Bir insanın el ve ayak gibi bir uzvu, bir yerde bulunsa ne yıkanır, ne de cenaze namazı kılınır. Ancak defn edilir. Çünkü meşrû olan, cenaze üzerine namaz kılmaktır. Cenâze de uzuvdan değil, vücuttan ibârettir. Aynı zamanda, uzuv sahibi ölmemiş, hayatta olabilir. Bu, Hanefılere göredir. İmâm Şâfıî ise, “Bir uzuv da olsa yıkanıp üzerine cenaze namazı kılınacaktır. İnsanın vücudu muhterem olduğu gibi parçası da muhteremdir” der (143).
Suda boğulan kimse için, boğulup öldüğü kesinlik kazandığında, vücudunun herhangi bir parçası bulunmuşsa üzerine cenaze namazı kılınır, bir beze sarılıp kabre konur.
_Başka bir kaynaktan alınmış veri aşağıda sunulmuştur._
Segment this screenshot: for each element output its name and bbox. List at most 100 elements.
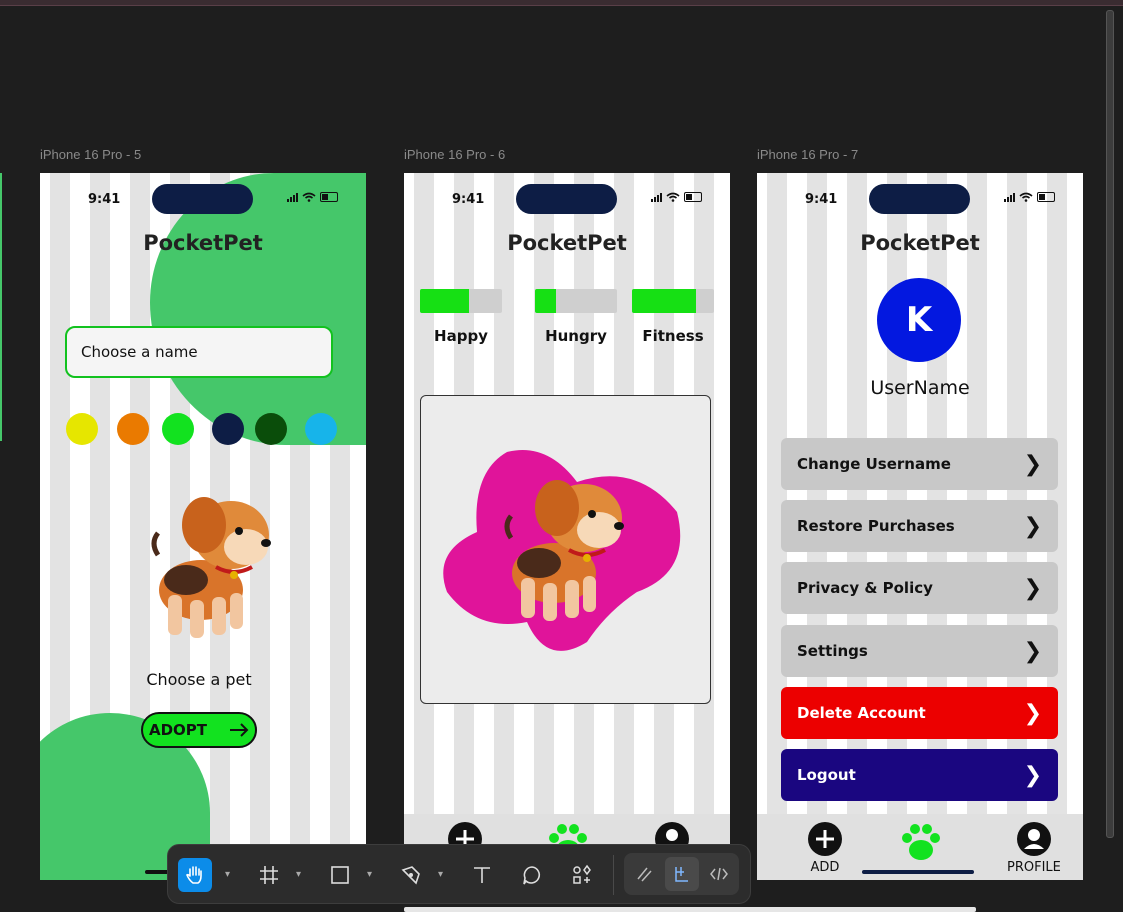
hungry-label: Hungry (545, 327, 607, 345)
dev-mode[interactable] (702, 857, 736, 891)
menu-label: Restore Purchases (797, 517, 955, 535)
frame-label-6[interactable]: iPhone 16 Pro - 6 (404, 147, 505, 162)
stat-happy: Happy (420, 289, 502, 345)
vertical-scrollbar[interactable] (1106, 10, 1114, 838)
code-icon (710, 867, 728, 881)
chevron-down-icon[interactable]: ▾ (225, 869, 230, 880)
wifi-icon (1019, 192, 1033, 202)
frame-iphone-6[interactable]: 9:41 PocketPet Happy Hungry Fitness (404, 173, 730, 880)
menu-label: Privacy & Policy (797, 579, 933, 597)
draw-mode[interactable] (628, 857, 662, 891)
dynamic-island (152, 184, 253, 214)
color-swatch-yellow[interactable] (66, 413, 98, 445)
avatar[interactable]: K (877, 278, 961, 362)
status-time: 9:41 (88, 192, 121, 207)
status-icons (287, 192, 338, 202)
frame-label-7[interactable]: iPhone 16 Pro - 7 (757, 147, 858, 162)
pen-tool[interactable] (394, 858, 428, 892)
offscreen-frame-edge (0, 173, 2, 441)
design-icon (675, 867, 688, 882)
components-tool[interactable] (565, 858, 599, 892)
menu-label: Logout (797, 766, 856, 784)
pet-name-placeholder: Choose a name (81, 343, 198, 361)
signal-icon (651, 192, 662, 202)
chevron-down-icon[interactable]: ▾ (367, 869, 372, 880)
chevron-right-icon: ❯ (1023, 762, 1042, 788)
frame-iphone-5[interactable]: 9:41 PocketPet Choose a name Choose a pe… (40, 173, 366, 880)
pet-name-input[interactable]: Choose a name (65, 326, 333, 378)
app-title: PocketPet (507, 231, 627, 255)
design-toolbar: ▾ ▾ ▾ ▾ (167, 844, 751, 904)
pet-display-box[interactable] (420, 395, 711, 704)
profile-icon (1016, 822, 1051, 856)
chevron-right-icon: ❯ (1023, 451, 1042, 477)
choose-pet-label: Choose a pet (146, 670, 252, 689)
adopt-button[interactable]: ADOPT (141, 712, 257, 748)
menu-label: Delete Account (797, 704, 926, 722)
color-swatch-cyan[interactable] (305, 413, 337, 445)
window-top-edge (0, 0, 1123, 6)
menu-change-username[interactable]: Change Username ❯ (781, 438, 1058, 490)
draw-icon (637, 867, 652, 882)
app-title: PocketPet (143, 231, 263, 255)
menu-label: Settings (797, 642, 868, 660)
battery-icon (684, 192, 702, 202)
text-tool[interactable] (465, 858, 499, 892)
puppy-image[interactable] (499, 468, 629, 628)
rectangle-tool[interactable] (323, 858, 357, 892)
color-swatch-navy[interactable] (212, 413, 244, 445)
color-swatch-orange[interactable] (117, 413, 149, 445)
puppy-image[interactable] (146, 485, 276, 645)
wifi-icon (302, 192, 316, 202)
username: UserName (870, 377, 970, 399)
menu-privacy-policy[interactable]: Privacy & Policy ❯ (781, 562, 1058, 614)
color-swatch-darkgreen[interactable] (255, 413, 287, 445)
frame-icon (260, 866, 278, 884)
chevron-right-icon: ❯ (1023, 575, 1042, 601)
chevron-right-icon: ❯ (1023, 700, 1042, 726)
status-time: 9:41 (805, 192, 838, 207)
menu-delete-account[interactable]: Delete Account ❯ (781, 687, 1058, 739)
fitness-bar (632, 289, 714, 313)
comment-tool[interactable] (515, 858, 549, 892)
frame-tool[interactable] (252, 858, 286, 892)
battery-icon (1037, 192, 1055, 202)
menu-logout[interactable]: Logout ❯ (781, 749, 1058, 801)
chevron-right-icon: ❯ (1023, 638, 1042, 664)
frame-iphone-7[interactable]: 9:41 PocketPet K UserName Change Usernam… (757, 173, 1083, 880)
comment-icon (523, 866, 541, 885)
tab-profile[interactable]: PROFILE (1007, 822, 1061, 875)
battery-icon (320, 192, 338, 202)
color-swatch-green[interactable] (162, 413, 194, 445)
tab-add-label: ADD (810, 860, 840, 875)
fitness-label: Fitness (642, 327, 704, 345)
pen-icon (401, 866, 420, 885)
signal-icon (287, 192, 298, 202)
hand-tool[interactable] (178, 858, 212, 892)
stat-fitness: Fitness (632, 289, 714, 345)
stat-hungry: Hungry (535, 289, 617, 345)
dynamic-island (516, 184, 617, 214)
tab-profile-label: PROFILE (1007, 860, 1061, 875)
tab-pet[interactable] (899, 822, 943, 862)
horizontal-scrollbar[interactable] (404, 907, 976, 912)
app-title: PocketPet (860, 231, 980, 255)
chevron-down-icon[interactable]: ▾ (438, 869, 443, 880)
chevron-down-icon[interactable]: ▾ (296, 869, 301, 880)
menu-settings[interactable]: Settings ❯ (781, 625, 1058, 677)
menu-restore-purchases[interactable]: Restore Purchases ❯ (781, 500, 1058, 552)
tab-add[interactable]: ADD (808, 822, 842, 875)
happy-bar-fill (420, 289, 470, 313)
adopt-label: ADOPT (149, 721, 208, 739)
design-mode[interactable] (665, 857, 699, 891)
happy-label: Happy (434, 327, 488, 345)
hungry-bar (535, 289, 617, 313)
signal-icon (1004, 192, 1015, 202)
status-icons (651, 192, 702, 202)
rectangle-icon (331, 866, 349, 884)
status-icons (1004, 192, 1055, 202)
wifi-icon (666, 192, 680, 202)
frame-label-5[interactable]: iPhone 16 Pro - 5 (40, 147, 141, 162)
happy-bar (420, 289, 502, 313)
menu-label: Change Username (797, 455, 951, 473)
Cesedinden hiçbir parça bulunamamışsa yine gıyaben cenaze namaz kılınabilir. Bu kimse bulunamadığından şüphesiz kabri de olmayacaktır. Kemiklerine veya cesedinin bir parçasına rastlanırsa, bu parça kabre konabilir. Bu kimsenin ölüm tarihi boğulduğu tarih veya galip zanna göre takdir edilen tarih kabul edilir.